L'énergie auxiliaire

En simplifiant, les écosystèmes peuvent être définis comme de la biomasse, constituée par la matière vivante (plantes, animaux, champignons etc.) interagissant avec le milieu. Pour fonctionner, un écosystème a besoin d'énergie. Celle-ci pénètre la biomasse, grâce à la photosynthèse des plantes par exemple, passe dans la chaîne alimentaire (les plantes sont consommées par les herbivores), et est finalement transformée en chaleur, au cours de la respiration des organismes notamment.

A cette d'énergie, s'en ajoute une autre qualifiée en écologie d'"auxiliaire" : l'énergie nécessaire à la mise en contact d'éléments complémentaires du milieu. Ainsi, pour grandir, une plante a besoin de sels nutritifs, initialement présents en solution dans le sol, au niveau de ses feuilles. Cet apport minéral est effectué par une "succion" de l'eau du sol à partir des feuilles grâce à l'évaporation (aussi appelée transpiration végétale,) de l'eau au niveau de ces dernières. L'énergie autorisant le déplacement d'eau du sol vers les feuilles est une énergie auxiliaire : elle permet la mise en contact de deux composantes de l'écosystème - les sels minéraux du sol d'une part, les cellules chlorophylliennes des feuilles de l'autre. Grâce à cette mise en interaction la plante peut grandir et participer au bon fonctionnement de l'écosystème.

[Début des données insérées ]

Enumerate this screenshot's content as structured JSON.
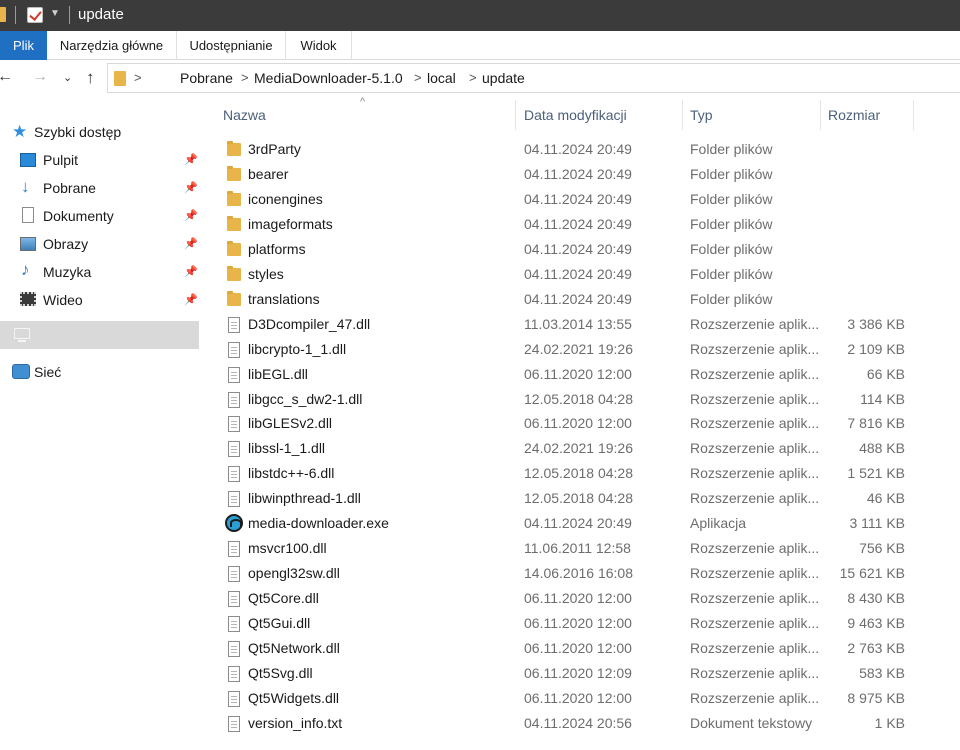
{
  "window": {
    "title": "update"
  },
  "ribbon": {
    "tabs": [
      "Plik",
      "Narzędzia główne",
      "Udostępnianie",
      "Widok"
    ]
  },
  "address": {
    "breadcrumbs": [
      "Pobrane",
      "MediaDownloader-5.1.0",
      "local",
      "update"
    ]
  },
  "sidebar": {
    "quick_access": "Szybki dostęp",
    "items": [
      {
        "label": "Pulpit",
        "icon": "desktop-icon"
      },
      {
        "label": "Pobrane",
        "icon": "download-arrow-icon"
      },
      {
        "label": "Dokumenty",
        "icon": "documents-icon"
      },
      {
        "label": "Obrazy",
        "icon": "pictures-icon"
      },
      {
        "label": "Muzyka",
        "icon": "music-note-icon"
      },
      {
        "label": "Wideo",
        "icon": "video-film-icon"
      }
    ],
    "network": "Sieć"
  },
  "columns": {
    "name": "Nazwa",
    "date": "Data modyfikacji",
    "type": "Typ",
    "size": "Rozmiar"
  },
  "files": [
    {
      "name": "3rdParty",
      "date": "04.11.2024 20:49",
      "type": "Folder plików",
      "size": "",
      "kind": "folder"
    },
    {
      "name": "bearer",
      "date": "04.11.2024 20:49",
      "type": "Folder plików",
      "size": "",
      "kind": "folder"
    },
    {
      "name": "iconengines",
      "date": "04.11.2024 20:49",
      "type": "Folder plików",
      "size": "",
      "kind": "folder"
    },
    {
      "name": "imageformats",
      "date": "04.11.2024 20:49",
      "type": "Folder plików",
      "size": "",
      "kind": "folder"
    },
    {
      "name": "platforms",
      "date": "04.11.2024 20:49",
      "type": "Folder plików",
      "size": "",
      "kind": "folder"
    },
    {
      "name": "styles",
      "date": "04.11.2024 20:49",
      "type": "Folder plików",
      "size": "",
      "kind": "folder"
    },
    {
      "name": "translations",
      "date": "04.11.2024 20:49",
      "type": "Folder plików",
      "size": "",
      "kind": "folder"
    },
    {
      "name": "D3Dcompiler_47.dll",
      "date": "11.03.2014 13:55",
      "type": "Rozszerzenie aplik...",
      "size": "3 386 KB",
      "kind": "doc"
    },
    {
      "name": "libcrypto-1_1.dll",
      "date": "24.02.2021 19:26",
      "type": "Rozszerzenie aplik...",
      "size": "2 109 KB",
      "kind": "doc"
    },
    {
      "name": "libEGL.dll",
      "date": "06.11.2020 12:00",
      "type": "Rozszerzenie aplik...",
      "size": "66 KB",
      "kind": "doc"
    },
    {
      "name": "libgcc_s_dw2-1.dll",
      "date": "12.05.2018 04:28",
      "type": "Rozszerzenie aplik...",
      "size": "114 KB",
      "kind": "doc"
    },
    {
      "name": "libGLESv2.dll",
      "date": "06.11.2020 12:00",
      "type": "Rozszerzenie aplik...",
      "size": "7 816 KB",
      "kind": "doc"
    },
    {
      "name": "libssl-1_1.dll",
      "date": "24.02.2021 19:26",
      "type": "Rozszerzenie aplik...",
      "size": "488 KB",
      "kind": "doc"
    },
    {
      "name": "libstdc++-6.dll",
      "date": "12.05.2018 04:28",
      "type": "Rozszerzenie aplik...",
      "size": "1 521 KB",
      "kind": "doc"
    },
    {
      "name": "libwinpthread-1.dll",
      "date": "12.05.2018 04:28",
      "type": "Rozszerzenie aplik...",
      "size": "46 KB",
      "kind": "doc"
    },
    {
      "name": "media-downloader.exe",
      "date": "04.11.2024 20:49",
      "type": "Aplikacja",
      "size": "3 111 KB",
      "kind": "app"
    },
    {
      "name": "msvcr100.dll",
      "date": "11.06.2011 12:58",
      "type": "Rozszerzenie aplik...",
      "size": "756 KB",
      "kind": "doc"
    },
    {
      "name": "opengl32sw.dll",
      "date": "14.06.2016 16:08",
      "type": "Rozszerzenie aplik...",
      "size": "15 621 KB",
      "kind": "doc"
    },
    {
      "name": "Qt5Core.dll",
      "date": "06.11.2020 12:00",
      "type": "Rozszerzenie aplik...",
      "size": "8 430 KB",
      "kind": "doc"
    },
    {
      "name": "Qt5Gui.dll",
      "date": "06.11.2020 12:00",
      "type": "Rozszerzenie aplik...",
      "size": "9 463 KB",
      "kind": "doc"
    },
    {
      "name": "Qt5Network.dll",
      "date": "06.11.2020 12:00",
      "type": "Rozszerzenie aplik...",
      "size": "2 763 KB",
      "kind": "doc"
    },
    {
      "name": "Qt5Svg.dll",
      "date": "06.11.2020 12:09",
      "type": "Rozszerzenie aplik...",
      "size": "583 KB",
      "kind": "doc"
    },
    {
      "name": "Qt5Widgets.dll",
      "date": "06.11.2020 12:00",
      "type": "Rozszerzenie aplik...",
      "size": "8 975 KB",
      "kind": "doc"
    },
    {
      "name": "version_info.txt",
      "date": "04.11.2024 20:56",
      "type": "Dokument tekstowy",
      "size": "1 KB",
      "kind": "doc"
    }
  ],
  "colors": {
    "accent": "#1f6fc2",
    "folder": "#e8b54a",
    "titlebar": "#3b3b3b",
    "header_text": "#4c607a",
    "selected_bg": "#d9d9d9"
  }
}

Cet exemple l'illustre, l'énergie auxiliaire est principalement consacrée aux déplacements des fluides (eau, air), ceux-ci s'accompagnant de transports de matière. C'est donc l'énergie assurant un contact au bon endroit et au bon moment entre les éléments de l'écosystème appelés à interagir. Pour revenir au cas des plantes, la photosynthèse est conditionnée par la présence simultanée et au même endroit des cellules chlorophylliennes, de l'énergie lumineuse, du CO2 et des sels minéraux. Cette mise en présence de différents matériaux est réalisée par les mouvements de l'air (vent) propice à l'évapotranspiration, elle même impliquant la montée de l'eau des racines aux feuilles par l'énergie auxiliaire.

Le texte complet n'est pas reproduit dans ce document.